Seidman Lecture on Health Policy at Harvard Medical School

October 16, 2008

Today, I will be delivering the Eighth Annual Marshall J. Seidman Lecture on Health Policy at Harvard Medical School. (Here are the slides from my talk.) The title of the lecture is "New Ideas About Human Behavior in Economics and Medicine," and it builds upon a theme I have been speaking about over the past few months: that just as the field of economics suffered for ignoring psychology for too long, so too has much of medical science and health policy largely ignored the crucial role of expectations, beliefs, and norms. (The broader lesson is that theallure of pure science -- which works beautifully in physics and some other fields -- can go astray when the subject involves human beings.) The placebo effect is perhaps the most compelling example -- onethat tends to be dismissed as a statistical annoyance rather than examined in and of itself, even though it is often more potent empirically.

Greater emphasis on the psychological and sociological influences on human health could lead to improvements in many areas of health care and medicine. For example, ICU doctors in Michigan drastically reduced the rate of infections associated with catheterizations through a shift in professional norms brought about by the institution of a simple five-step checklist. Setting default rules that are more in tune with the realities of human behavior in such diverse settings as doctors' offices and federal nutrition programs might help to improve a range of health outcomes, from the adherence of patients to their doctors' medication regimens to the proportion of Americans eating a healthier diet and exercising more.

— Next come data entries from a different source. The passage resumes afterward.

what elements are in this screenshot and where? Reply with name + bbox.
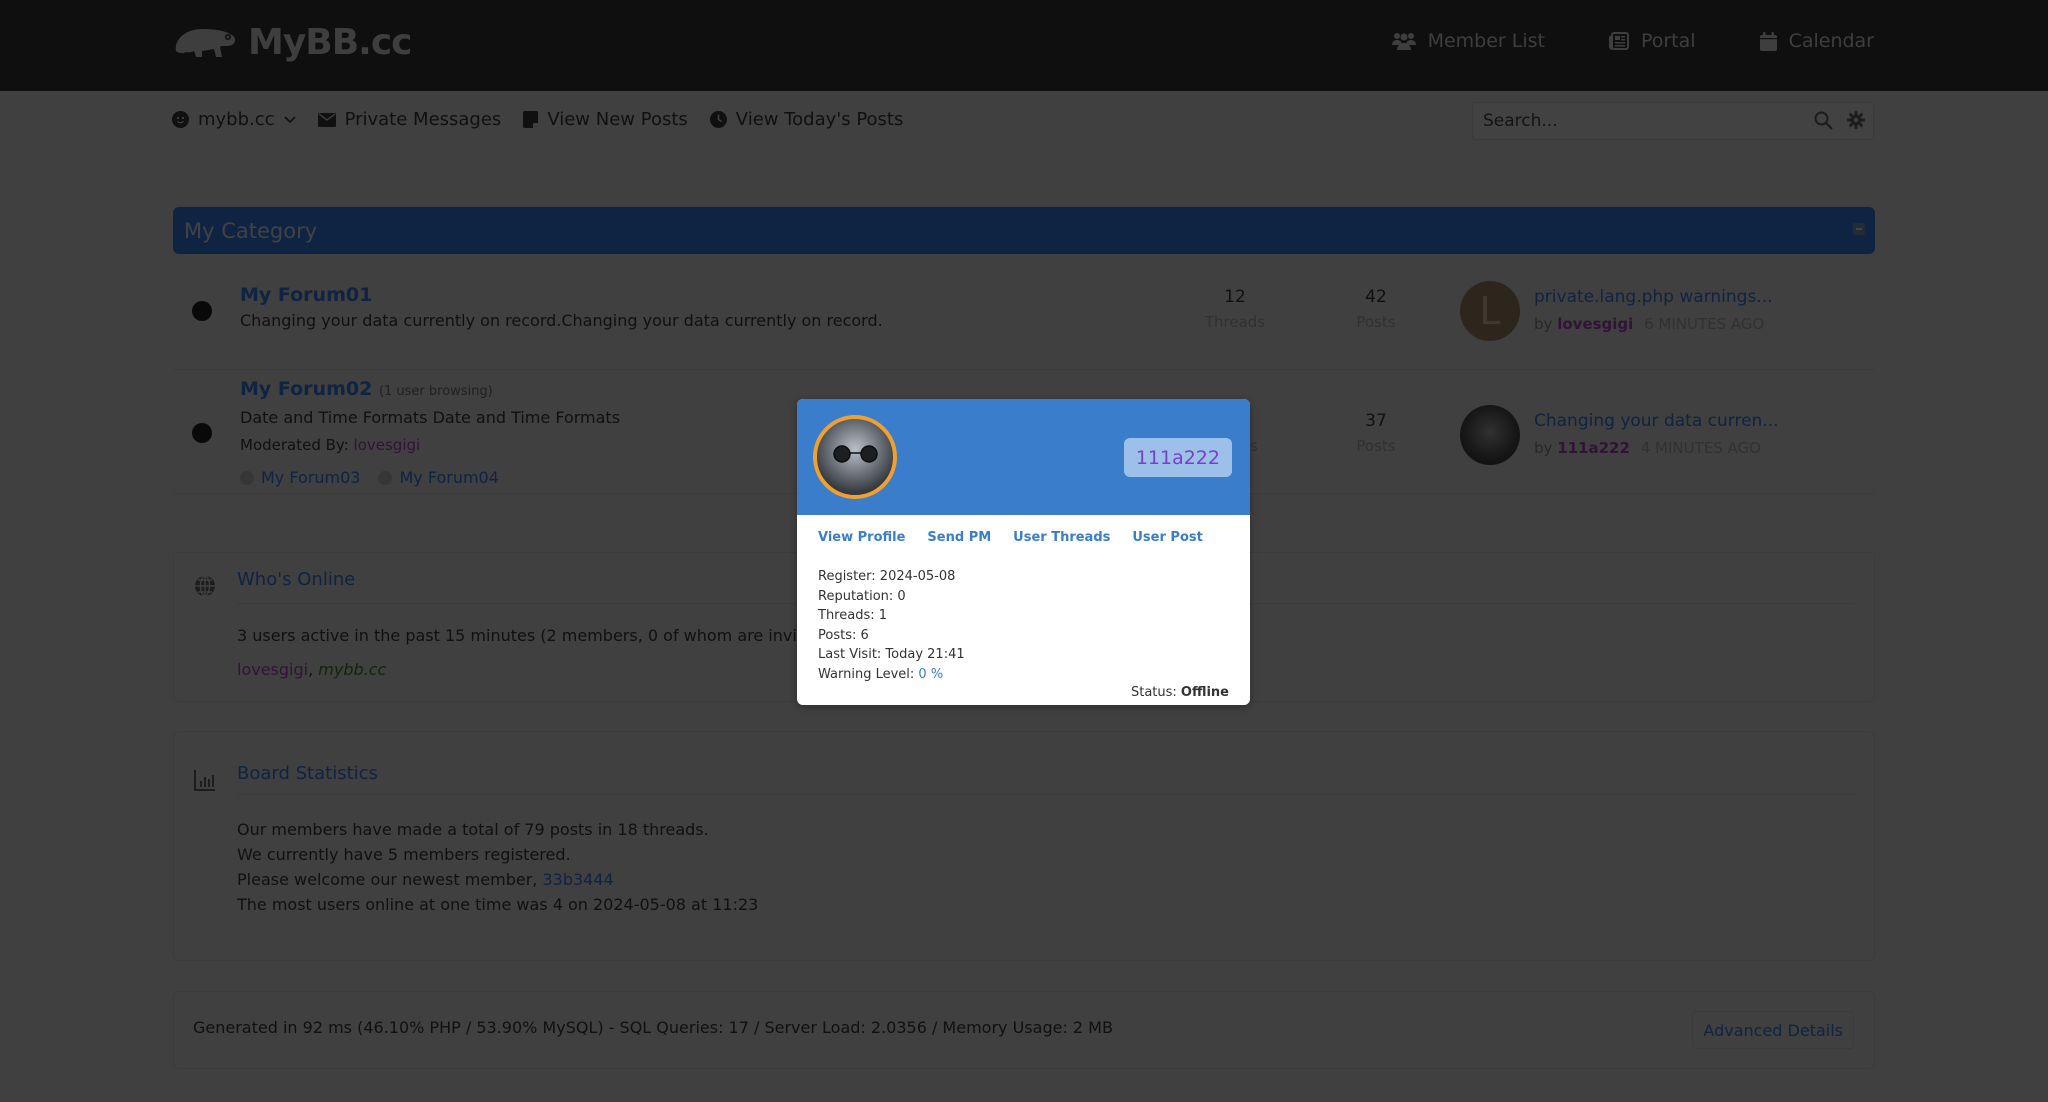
reputation: Reputation: 0 xyxy=(818,588,906,604)
register-date: Register: 2024-05-08 xyxy=(818,569,956,584)
status-label: Status: xyxy=(1130,685,1181,700)
avatar-image xyxy=(833,445,878,463)
view-profile-link[interactable]: View Profile xyxy=(818,530,905,545)
online-status: Status: Offline xyxy=(1131,685,1229,700)
popup-username[interactable]: 111a222 xyxy=(1123,438,1232,477)
last-visit: Last Visit: Today 21:41 xyxy=(818,647,965,663)
warning-value[interactable]: 0 % xyxy=(918,667,943,682)
popup-header: 111a222 xyxy=(797,399,1250,515)
status-value: Offline xyxy=(1180,685,1229,700)
popup-actions: View Profile Send PM User Threads User P… xyxy=(818,530,1203,545)
warning-level: Warning Level: 0 % xyxy=(818,665,965,685)
user-threads-link[interactable]: User Threads xyxy=(1013,530,1110,545)
thread-count: Threads: 1 xyxy=(818,608,888,624)
warning-label: Warning Level: xyxy=(818,666,919,682)
popup-details: Register: 2024-05-08 Reputation: 0 Threa… xyxy=(818,567,965,685)
send-pm-link[interactable]: Send PM xyxy=(927,530,991,545)
user-avatar[interactable] xyxy=(813,415,897,499)
post-count: Posts: 6 xyxy=(818,627,869,643)
user-posts-link[interactable]: User Post xyxy=(1132,530,1202,545)
user-popup-card: 111a222 View Profile Send PM User Thread… xyxy=(797,399,1250,705)
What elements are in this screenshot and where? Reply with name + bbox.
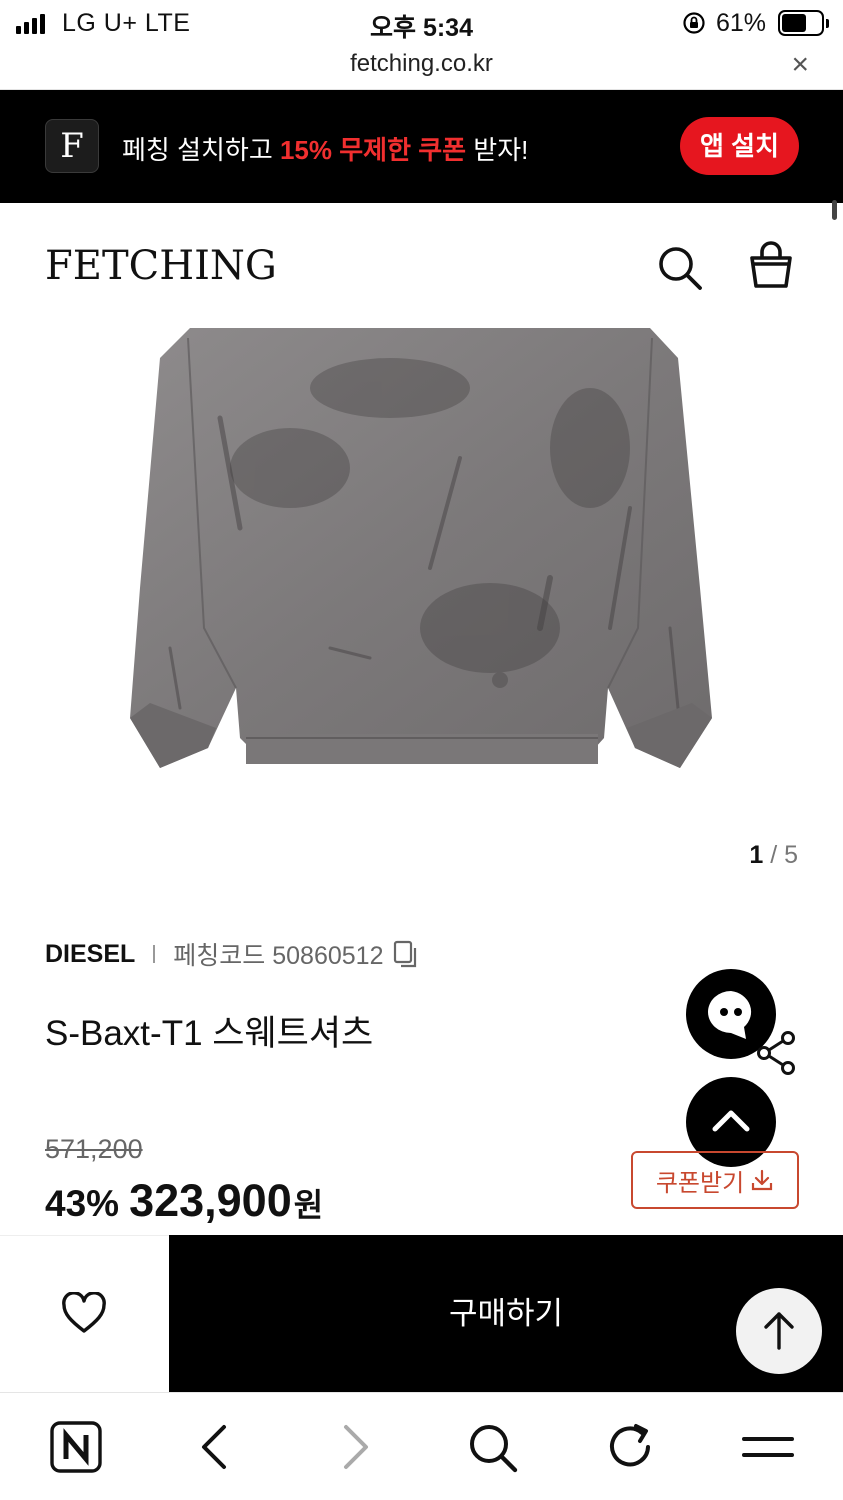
app-install-banner: F 페칭 설치하고 15% 무제한 쿠폰 받자! 앱 설치 <box>0 90 843 203</box>
sale-price: 323,900 <box>129 1175 292 1226</box>
gallery-pager: 1 / 5 <box>749 841 798 870</box>
banner-text: 페칭 설치하고 15% 무제한 쿠폰 받자! <box>122 130 528 167</box>
browser-url-bar[interactable]: fetching.co.kr × <box>0 48 843 90</box>
banner-highlight: 15% 무제한 쿠폰 <box>279 135 467 165</box>
scroll-to-top-button[interactable] <box>736 1288 822 1374</box>
banner-text-start: 페칭 설치하고 <box>122 135 280 165</box>
product-name: S-Baxt-T1 스웨트셔츠 <box>45 1014 374 1053</box>
get-coupon-button[interactable]: 쿠폰받기 <box>631 1151 799 1209</box>
battery-percent: 61% <box>716 9 767 37</box>
refresh-icon[interactable] <box>602 1419 658 1475</box>
app-logo: F <box>45 119 99 173</box>
close-icon[interactable]: × <box>791 48 809 82</box>
menu-icon[interactable] <box>740 1419 796 1475</box>
wishlist-button[interactable] <box>0 1235 169 1392</box>
share-icon[interactable] <box>754 1030 800 1076</box>
url-text[interactable]: fetching.co.kr <box>0 50 843 78</box>
naver-icon[interactable] <box>48 1419 104 1475</box>
back-icon[interactable] <box>188 1419 244 1475</box>
discount-rate: 43% <box>45 1183 120 1224</box>
battery-icon <box>778 10 829 36</box>
banner-text-end: 받자! <box>466 135 529 165</box>
status-bar: LG U+ LTE 오후 5:34 61% <box>0 0 843 48</box>
currency-label: 원 <box>293 1187 324 1223</box>
search-icon[interactable] <box>655 243 703 291</box>
forward-icon[interactable] <box>326 1419 382 1475</box>
pager-separator: / <box>763 841 785 869</box>
product-code: 페칭코드 50860512 <box>173 942 384 970</box>
heart-icon <box>62 1292 106 1333</box>
install-app-button[interactable]: 앱 설치 <box>680 117 799 175</box>
download-icon <box>752 1169 773 1191</box>
product-image[interactable] <box>130 328 712 773</box>
pager-current: 1 <box>749 841 764 869</box>
copy-icon[interactable] <box>393 940 419 968</box>
divider <box>153 945 156 963</box>
shopping-bag-icon[interactable] <box>745 240 797 292</box>
product-brand[interactable]: DIESEL <box>45 940 135 969</box>
lock-rotation-icon <box>683 12 705 34</box>
pager-total: 5 <box>784 841 798 869</box>
arrow-up-icon <box>764 1312 794 1350</box>
brand-code-row: DIESEL 페칭코드 50860512 <box>45 936 419 972</box>
browser-toolbar <box>0 1392 843 1500</box>
site-logo[interactable]: FETCHING <box>45 243 277 289</box>
toolbar-search-icon[interactable] <box>464 1419 520 1475</box>
original-price: 571,200 <box>45 1134 143 1164</box>
price-row: 43% 323,900 원 <box>45 1175 323 1227</box>
purchase-bar: 구매하기 <box>0 1235 843 1392</box>
coupon-label: 쿠폰받기 <box>655 1169 745 1197</box>
page-scrollbar[interactable] <box>832 200 837 220</box>
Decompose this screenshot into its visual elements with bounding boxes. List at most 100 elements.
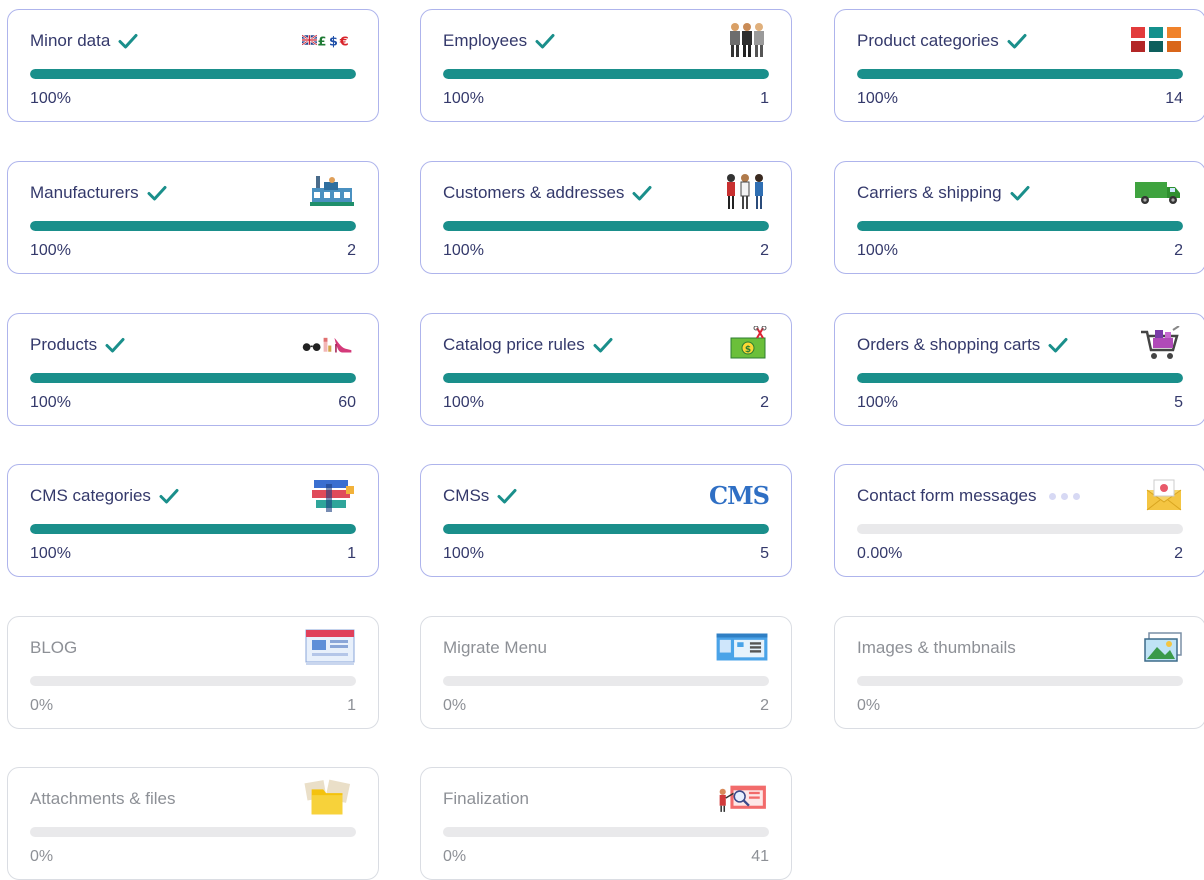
item-count: 5	[1174, 394, 1183, 411]
step-title: Product categories	[857, 31, 1027, 51]
folder-icon	[302, 779, 356, 816]
step-title: Minor data	[30, 31, 138, 51]
step-title-text: Finalization	[443, 789, 529, 808]
truck-icon	[1129, 174, 1183, 210]
item-count: 2	[347, 242, 356, 259]
step-card-orders-and-shopping-carts: Orders & shopping carts 100% 5	[834, 313, 1204, 426]
shopping-cart-icon	[1129, 326, 1183, 362]
progress-fill	[30, 69, 356, 79]
progress-fill	[30, 221, 356, 231]
progress-bar	[443, 827, 769, 837]
checkmark-icon	[1010, 185, 1030, 201]
checkmark-icon	[147, 185, 167, 201]
checkmark-icon	[593, 337, 613, 353]
step-title: Orders & shopping carts	[857, 335, 1068, 355]
checkmark-icon	[1048, 337, 1068, 353]
step-card-carriers-and-shipping: Carriers & shipping 100% 2	[834, 161, 1204, 274]
step-title-text: BLOG	[30, 638, 78, 657]
checkmark-icon	[497, 488, 517, 504]
step-card-customers-and-addresses: Customers & addresses 100% 2	[420, 161, 792, 274]
checkmark-icon	[535, 33, 555, 49]
item-count: 2	[760, 394, 769, 411]
step-title: Catalog price rules	[443, 335, 613, 355]
category-grid-icon	[1129, 22, 1183, 58]
checkmark-icon	[159, 488, 179, 504]
step-title: Manufacturers	[30, 183, 167, 203]
products-icon	[302, 326, 356, 362]
progress-percent: 100%	[30, 394, 71, 411]
step-title: Carriers & shipping	[857, 183, 1030, 203]
item-count: 2	[1174, 545, 1183, 562]
step-card-contact-form-messages: Contact form messages 0.00% 2	[834, 464, 1204, 577]
blog-page-icon	[302, 629, 356, 665]
step-title-text: Employees	[443, 31, 528, 50]
step-card-blog: BLOG 0% 1	[7, 616, 379, 729]
progress-fill	[30, 373, 356, 383]
step-title-text: Customers & addresses	[443, 183, 625, 202]
step-title: BLOG	[30, 638, 77, 658]
progress-percent: 0%	[857, 697, 881, 714]
progress-percent: 100%	[443, 242, 484, 259]
progress-fill	[443, 221, 769, 231]
step-title: Images & thumbnails	[857, 638, 1016, 658]
finalization-icon	[715, 780, 769, 816]
item-count: 1	[347, 545, 356, 562]
progress-fill	[443, 373, 769, 383]
step-card-catalog-price-rules: Catalog price rules $ 100% 2	[420, 313, 792, 426]
progress-bar	[30, 373, 356, 383]
progress-percent: 100%	[857, 242, 898, 259]
step-title: CMS categories	[30, 486, 179, 506]
checkmark-icon	[632, 185, 652, 201]
progress-fill	[443, 69, 769, 79]
step-card-minor-data: Minor data £ $ € 100%	[7, 9, 379, 122]
step-title: Attachments & files	[30, 789, 176, 809]
step-title-text: Manufacturers	[30, 183, 139, 202]
step-card-attachments-and-files: Attachments & files 0%	[7, 767, 379, 880]
svg-text:$: $	[329, 34, 338, 49]
progress-bar	[443, 69, 769, 79]
progress-bar	[443, 676, 769, 686]
progress-fill	[857, 221, 1183, 231]
progress-percent: 100%	[443, 394, 484, 411]
picture-icon	[1129, 629, 1183, 665]
employees-icon	[715, 22, 769, 58]
progress-bar	[857, 524, 1183, 534]
progress-fill	[857, 69, 1183, 79]
step-title: CMSs	[443, 486, 517, 506]
step-title: Employees	[443, 31, 555, 51]
step-card-product-categories: Product categories 100% 14	[834, 9, 1204, 122]
customers-icon	[715, 174, 769, 210]
svg-text:£: £	[318, 34, 327, 49]
step-title: Contact form messages	[857, 486, 1080, 506]
currency-flags-icon: £ $ €	[302, 22, 356, 58]
step-title-text: CMS categories	[30, 486, 151, 505]
step-title-text: Attachments & files	[30, 789, 176, 808]
progress-bar	[857, 221, 1183, 231]
step-title-text: Products	[30, 335, 98, 354]
step-title-text: Images & thumbnails	[857, 638, 1016, 657]
envelope-icon	[1129, 477, 1183, 513]
progress-bar	[30, 524, 356, 534]
progress-bar	[443, 221, 769, 231]
progress-percent: 100%	[30, 242, 71, 259]
step-title-text: Product categories	[857, 31, 999, 50]
progress-bar	[443, 524, 769, 534]
item-count: 2	[760, 697, 769, 714]
item-count: 41	[751, 848, 769, 865]
progress-bar	[857, 676, 1183, 686]
cms-categories-icon	[302, 477, 356, 513]
item-count: 2	[1174, 242, 1183, 259]
progress-bar	[857, 69, 1183, 79]
item-count: 1	[760, 90, 769, 107]
step-title: Customers & addresses	[443, 183, 652, 203]
step-title-text: Carriers & shipping	[857, 183, 1002, 202]
price-tag-icon: $	[715, 326, 769, 362]
step-title: Finalization	[443, 789, 529, 809]
item-count: 2	[760, 242, 769, 259]
step-title-text: CMSs	[443, 486, 490, 505]
menu-window-icon	[715, 629, 769, 665]
step-title-text: Catalog price rules	[443, 335, 585, 354]
step-card-cmss: CMSs CMS 100% 5	[420, 464, 792, 577]
progress-bar	[857, 373, 1183, 383]
step-card-migrate-menu: Migrate Menu 0% 2	[420, 616, 792, 729]
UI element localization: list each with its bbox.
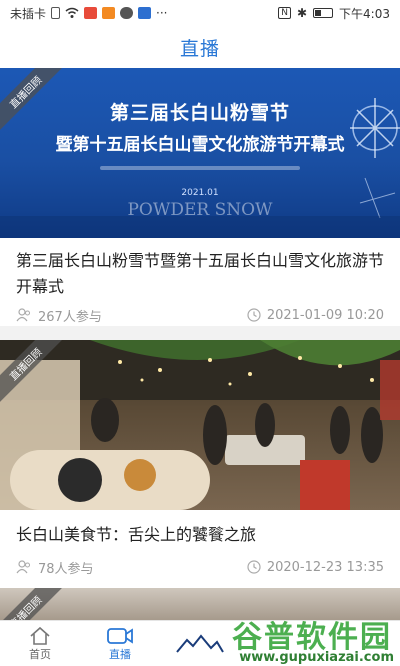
tab-home[interactable]: 首页 — [0, 621, 80, 666]
participant-count: 267人参与 — [38, 309, 102, 325]
banner-title-line-2: 暨第十五届长白山雪文化旅游节开幕式 — [55, 135, 345, 155]
live-card[interactable]: 直播回顾 长白山美食节：舌尖上的饕餮之旅 78人参与 2020-12-23 13… — [0, 340, 400, 598]
home-icon — [30, 626, 50, 645]
tab-label: 首页 — [29, 647, 51, 661]
vibrate-icon: ✱ — [296, 6, 308, 20]
tab-live[interactable]: 直播 — [80, 621, 160, 666]
app-icon — [102, 7, 116, 19]
banner-powder-snow: POWDER SNOW — [127, 200, 273, 220]
live-meta: 267人参与 2021-01-09 10:20 — [0, 300, 400, 330]
app-icon — [138, 7, 152, 19]
clock-text: 下午4:03 — [339, 6, 390, 21]
people-icon — [16, 308, 30, 322]
more-notifications-icon: ··· — [156, 6, 168, 20]
live-title[interactable]: 第三届长白山粉雪节暨第十五届长白山雪文化旅游节开幕式 — [0, 238, 400, 300]
page-title: 直播 — [179, 37, 220, 60]
banner-year: 2021.01 — [181, 188, 219, 198]
live-datetime: 2021-01-09 10:20 — [266, 307, 384, 323]
battery-icon — [313, 8, 334, 18]
food-festival-photo — [0, 340, 400, 510]
page-header: 直播 — [0, 26, 400, 68]
live-datetime: 2020-12-23 13:35 — [266, 559, 384, 575]
wechat-icon — [120, 7, 134, 19]
live-feed-list[interactable]: 第三届长白山粉雪节 暨第十五届长白山雪文化旅游节开幕式 2021.01 POWD… — [0, 68, 400, 620]
live-title[interactable]: 长白山美食节：舌尖上的饕餮之旅 — [0, 510, 400, 548]
participant-count: 78人参与 — [38, 561, 94, 577]
app-icon — [84, 7, 98, 19]
clock-icon — [247, 308, 261, 322]
banner-title-line-1: 第三届长白山粉雪节 — [109, 102, 290, 124]
status-bar: 未插卡 ··· N ✱ 下午4:03 — [0, 0, 400, 26]
live-thumbnail[interactable]: 直播回顾 — [0, 340, 400, 510]
sim-icon — [51, 7, 61, 19]
banner-organizers-line — [100, 166, 300, 170]
watermark-url: www.gupuxiazai.com — [239, 650, 394, 665]
live-card[interactable]: 第三届长白山粉雪节 暨第十五届长白山雪文化旅游节开幕式 2021.01 POWD… — [0, 68, 400, 326]
clock-icon — [247, 560, 261, 574]
carrier-text: 未插卡 — [10, 6, 47, 21]
nfc-icon: N — [278, 7, 291, 19]
tab-label: 直播 — [109, 647, 131, 661]
site-watermark: 谷普软件园 www.gupuxiazai.com — [212, 612, 400, 666]
replay-ribbon: 直播回顾 — [0, 588, 71, 620]
people-icon — [16, 560, 30, 574]
live-thumbnail[interactable]: 第三届长白山粉雪节 暨第十五届长白山雪文化旅游节开幕式 2021.01 POWD… — [0, 68, 400, 238]
wifi-icon — [65, 7, 79, 18]
live-meta: 78人参与 2020-12-23 13:35 — [0, 552, 400, 582]
video-camera-icon — [107, 627, 133, 644]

Just as economists have put behavioral insights to use in the retirement and pensions fields to boost personal savings, especially among those at the lower ends of the socioeconomic spectrum, thinking carefully about these intersections between psychology and health care is vitally important because of a pair of disturbing trends in the United States today: the rapidly rising share of the nation's income devoted to health care costs, and the growing gap in life expectancy between those at the top of the socioeconomic distribution and those at the bottom. Greater attention to the insights of behavioral economics in medical science and health policy may help to mitigate both of these trends.